- Choi et al. – every time I re-read this paper I am more impressed about the efforts they put in assessing the generalization capabilities of deep learning models. This work defines a high evaluation standard for those working in deep auto-tagging models!
- Bittner et al. proposes a fully-convolutional model for tracking f0 contours in polyphonic music. The article has a brilliant introduction drawing parallelisms between their proposed fully-convolutional architecture and previous traditional models – making clear that it is worth building bridges between deep learning works and previous signal processing literature.
- Oramas et al. – deep learning enables to easily combine information from many sources, such as: audio, text or images. They do so by combining representations extracted from audio-spectrograms, word-embeddings and ImageNet-based features. Moreover, they released a new dataset: MuMu, with 147,295 songs belonging to 31,471 albums.
- Jansson et al.‘s work proposes a U-net model for singing voice separation. It seems that adding connections between layers at the same hierarchical level in the encoder and decoder for reconstructing masked audio signals is a good idea since several papers already reported good results using this setup.
But there were many other inspiring papers..
- McFee & Bello‘s work addresses the problem of large-vocabulary chord transcription via exploiting structural relationships between chord classes. I am still intrigued by their single 5×5 filter in the first layer which is introduced as an harmonic saliency enhancer.. I am eager to experiment with this idea!
- Marius et al. propose a score-informed model for classical music source separation that is based on a deep convolutional auto-encoder. Interestingly, their model can be linked to Bittner et al.‘s work (because a multi-channel input representation is used) and to Jansson et al.‘s architecture (because a deep convolutional auto-encoder is also used for source-separation).
- Chen et al. further elaborate on the idea of using musically motivated architectures for music-audio classification – specifically, they confirm that using many filters in the first layer generally yields to better results.
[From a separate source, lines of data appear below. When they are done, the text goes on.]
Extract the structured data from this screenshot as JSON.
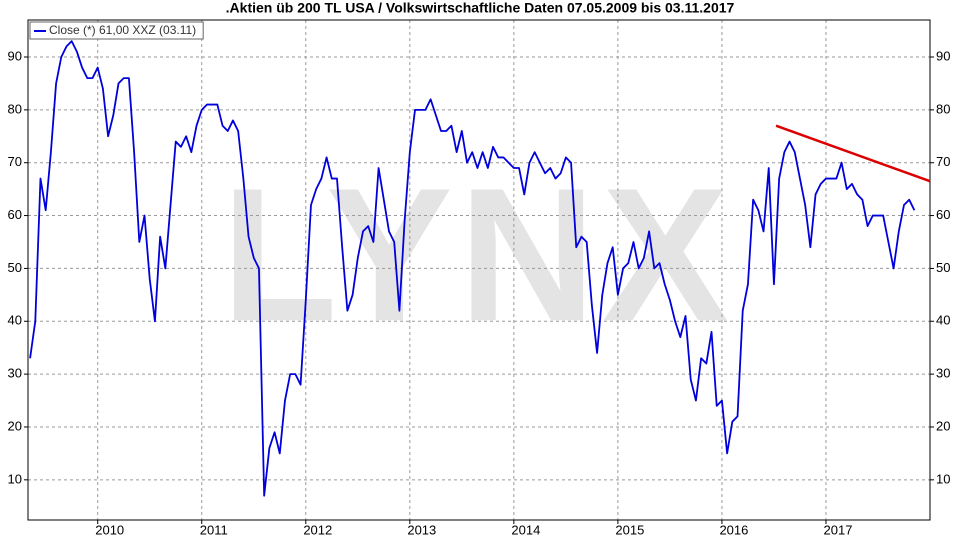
{
  "chart_data": {
    "type": "line",
    "title": ".Aktien üb 200 TL USA / Volkswirtschaftliche Daten 07.05.2009 bis 03.11.2017",
    "watermark": "LYNX",
    "grid": true,
    "legend": "top-left",
    "xlim": [
      2009.33,
      2018.0
    ],
    "xticks": [
      2010,
      2011,
      2012,
      2013,
      2014,
      2015,
      2016,
      2017
    ],
    "ylim": [
      2.4,
      97
    ],
    "yticks": [
      10,
      20,
      30,
      40,
      50,
      60,
      70,
      80,
      90
    ],
    "series": [
      {
        "name": "Close (*) 61,00 XXZ (03.11)",
        "color": "#0000dd",
        "x": [
          2009.35,
          2009.4,
          2009.45,
          2009.5,
          2009.55,
          2009.6,
          2009.65,
          2009.7,
          2009.75,
          2009.8,
          2009.85,
          2009.9,
          2009.95,
          2010.0,
          2010.05,
          2010.1,
          2010.15,
          2010.2,
          2010.25,
          2010.3,
          2010.35,
          2010.4,
          2010.45,
          2010.5,
          2010.55,
          2010.6,
          2010.65,
          2010.7,
          2010.75,
          2010.8,
          2010.85,
          2010.9,
          2010.95,
          2011.0,
          2011.05,
          2011.1,
          2011.15,
          2011.2,
          2011.25,
          2011.3,
          2011.35,
          2011.4,
          2011.45,
          2011.5,
          2011.55,
          2011.6,
          2011.65,
          2011.7,
          2011.75,
          2011.8,
          2011.85,
          2011.9,
          2011.95,
          2012.0,
          2012.05,
          2012.1,
          2012.15,
          2012.2,
          2012.25,
          2012.3,
          2012.35,
          2012.4,
          2012.45,
          2012.5,
          2012.55,
          2012.6,
          2012.65,
          2012.7,
          2012.75,
          2012.8,
          2012.85,
          2012.9,
          2012.95,
          2013.0,
          2013.05,
          2013.1,
          2013.15,
          2013.2,
          2013.25,
          2013.3,
          2013.35,
          2013.4,
          2013.45,
          2013.5,
          2013.55,
          2013.6,
          2013.65,
          2013.7,
          2013.75,
          2013.8,
          2013.85,
          2013.9,
          2013.95,
          2014.0,
          2014.05,
          2014.1,
          2014.15,
          2014.2,
          2014.25,
          2014.3,
          2014.35,
          2014.4,
          2014.45,
          2014.5,
          2014.55,
          2014.6,
          2014.65,
          2014.7,
          2014.75,
          2014.8,
          2014.85,
          2014.9,
          2014.95,
          2015.0,
          2015.05,
          2015.1,
          2015.15,
          2015.2,
          2015.25,
          2015.3,
          2015.35,
          2015.4,
          2015.45,
          2015.5,
          2015.55,
          2015.6,
          2015.65,
          2015.7,
          2015.75,
          2015.8,
          2015.85,
          2015.9,
          2015.95,
          2016.0,
          2016.05,
          2016.1,
          2016.15,
          2016.2,
          2016.25,
          2016.3,
          2016.35,
          2016.4,
          2016.45,
          2016.5,
          2016.55,
          2016.6,
          2016.65,
          2016.7,
          2016.75,
          2016.8,
          2016.85,
          2016.9,
          2016.95,
          2017.0,
          2017.05,
          2017.1,
          2017.15,
          2017.2,
          2017.25,
          2017.3,
          2017.35,
          2017.4,
          2017.45,
          2017.5,
          2017.55,
          2017.6,
          2017.65,
          2017.7,
          2017.75,
          2017.8,
          2017.85
        ],
        "values": [
          33,
          40,
          67,
          61,
          72,
          85,
          90,
          92,
          93,
          91,
          88,
          86,
          86,
          88,
          84,
          75,
          79,
          85,
          86,
          86,
          72,
          55,
          60,
          48,
          40,
          56,
          50,
          62,
          74,
          73,
          75,
          72,
          77,
          80,
          81,
          81,
          81,
          77,
          76,
          78,
          76,
          67,
          56,
          52,
          50,
          7,
          16,
          19,
          15,
          25,
          30,
          30,
          28,
          44,
          62,
          65,
          67,
          71,
          67,
          67,
          54,
          42,
          45,
          52,
          57,
          58,
          55,
          69,
          63,
          57,
          55,
          42,
          59,
          72,
          80,
          80,
          80,
          82,
          79,
          76,
          76,
          77,
          72,
          76,
          70,
          72,
          69,
          72,
          69,
          73,
          71,
          71,
          70,
          69,
          69,
          64,
          70,
          72,
          70,
          68,
          69,
          67,
          68,
          71,
          70,
          54,
          56,
          55,
          43,
          34,
          45,
          51,
          54,
          45,
          50,
          51,
          55,
          50,
          52,
          57,
          50,
          51,
          47,
          44,
          40,
          37,
          41,
          29,
          25,
          33,
          32,
          38,
          24,
          25,
          15,
          21,
          22,
          42,
          47,
          63,
          61,
          57,
          69,
          47,
          67,
          72,
          74,
          72,
          67,
          62,
          54,
          64,
          66,
          67,
          67,
          67,
          70,
          65,
          66,
          64,
          63,
          58,
          60,
          60,
          60,
          55,
          50,
          57,
          62,
          63,
          61
        ]
      }
    ],
    "trendline": {
      "color": "#dd0000",
      "x": [
        2016.52,
        2018.0
      ],
      "values": [
        77,
        66.5
      ]
    }
  }
}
In addition, they incorporate an LSTM-layer on top of the CNN feature extractor to capture the long-term dependencies that are so important in music signals.
- Vogl et al. presented an approach based on convolutional recurrent neural networks.
- Southall et al. presented a method based on soft attention mechanisms and convolutional neural networks.
- Wu et al. proposed to leverage unlabeled music data with a student-teacher learning approach.
- FMA dataset – with 106,574 music audio tracks arranged in a hierarchical taxonomy of 161 genres.
- Freesound Datasets – a platform for the creation of open audio datasets, with an early-dataset of 23,519 sounds structured considering the AudioSet ontology.
It is important to note that the audio content of these two datasets is distributed under Creative Commons licenses – what facilitates data sharing and reproducible research.
Warning! This post is biased towards my interests (deep audio tech). Feel free to suggest any addition to this list, I will be happy to update it with interesting papers I missed!